Benefits: Hydrogen/Helium Separation – NASA has significant needs to separate and recover hydrogen and helium from its large rocket engine test stands. Hydrogen Separation for Resource Recovery – Sustainable Innovations is working with Marshall Space Flight Center on a system that can separate and compress hydrogen from a mixed stream containing CO, methane, acetylene, ethane, and ethylene. An SBIR Phase I research program has shown that electrochemical hydrogen separation and compression is an enabling technology for the Carbon Dioxide Reduction System that facilitates further closure of the oxygen loop in an Advanced Life Support System. Pressurization for Mechanical Actuation – The NASA In-Situ Resource Utilization (ISRU) group is very interested in the utilization of hydrogen as a working fluid for mechanical actuation. In this application, hydrogen would be compressed electrochemically using the core architecture of the HRS. Reformate Separation –There is a need by NASA to convert carbon dioxide to fuels as well as convert fuels to hydrogen. As part of this collection of cycles, there is a need to separate H2 from environments containing CO, CO2, and excess fuels. Fuel Cell Energy Storage – Hydrogen/oxygen fuel cell systems are being carefully examined by NASA as a means of providing efficient energy storage for many different NASA missions. Residual helium often exists in the hydrogen tanks of these energy storage systems.

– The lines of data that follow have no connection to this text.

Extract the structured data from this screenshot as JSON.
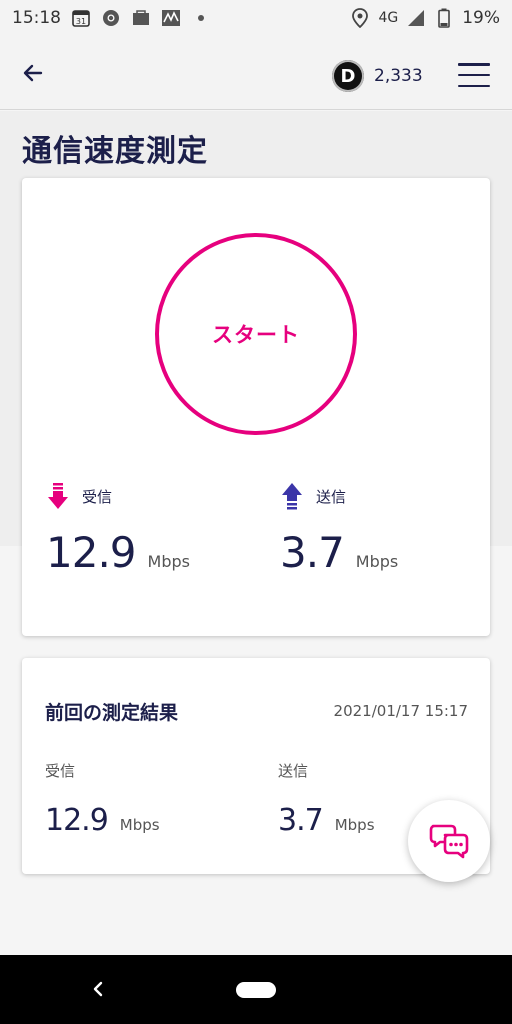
{
  "status_bar": {
    "time": "15:18",
    "calendar_day": "31",
    "network": "4G",
    "battery": "19%"
  },
  "header": {
    "points": "2,333",
    "points_badge": "D"
  },
  "page": {
    "title": "通信速度測定"
  },
  "speed_test": {
    "start_label": "スタート",
    "download": {
      "label": "受信",
      "value": "12.9",
      "unit": "Mbps"
    },
    "upload": {
      "label": "送信",
      "value": "3.7",
      "unit": "Mbps"
    }
  },
  "previous": {
    "title": "前回の測定結果",
    "date": "2021/01/17 15:17",
    "download": {
      "label": "受信",
      "value": "12.9",
      "unit": "Mbps"
    },
    "upload": {
      "label": "送信",
      "value": "3.7",
      "unit": "Mbps"
    }
  },
  "colors": {
    "accent": "#e6007e",
    "upload_arrow": "#3b35a8",
    "text": "#1c1f4a"
  },
  "icons": [
    "back-arrow-icon",
    "menu-icon",
    "download-arrow-icon",
    "upload-arrow-icon",
    "chat-icon"
  ]
}
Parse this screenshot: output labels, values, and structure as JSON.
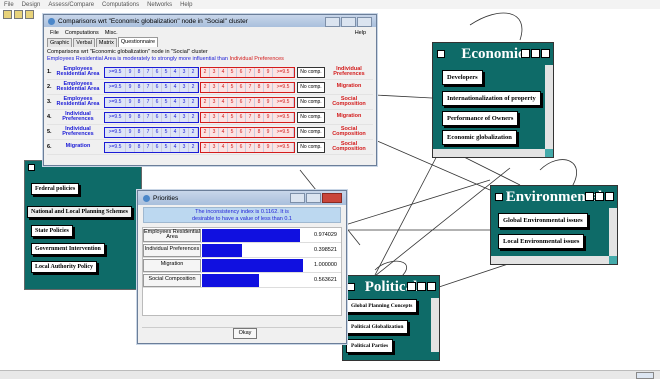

Sustainable Innovations is commercializing its electrochemical hydrogen separator and compressor technology for hydrogen under the trade name H2RENEW™. Target markets for this product are: Process Hydrogen Markets: Hydrogen used as process atmosphere in industries such as metal heat treatment, electronics and semiconductor manufacturing, float glass production, and electricity production (for electric generator cooling.) Hydrogen Fueling Markets: Hydrogen used as fuel in a variety of fuel cell vehicles (FCVs) (forklifts, scooters, passenger cars, ships, etc.), stationary power and research markets. Hydrogen Tri-Generation: Separation of hydrogen from stationary fuel cell reformate, and compression for fueling (such as FCVs) applications. Hydrogen Production: Captive production, merchant production and delivery, and distributed production of hydrogen from natural gas or methane via reformer, or via electrolysis.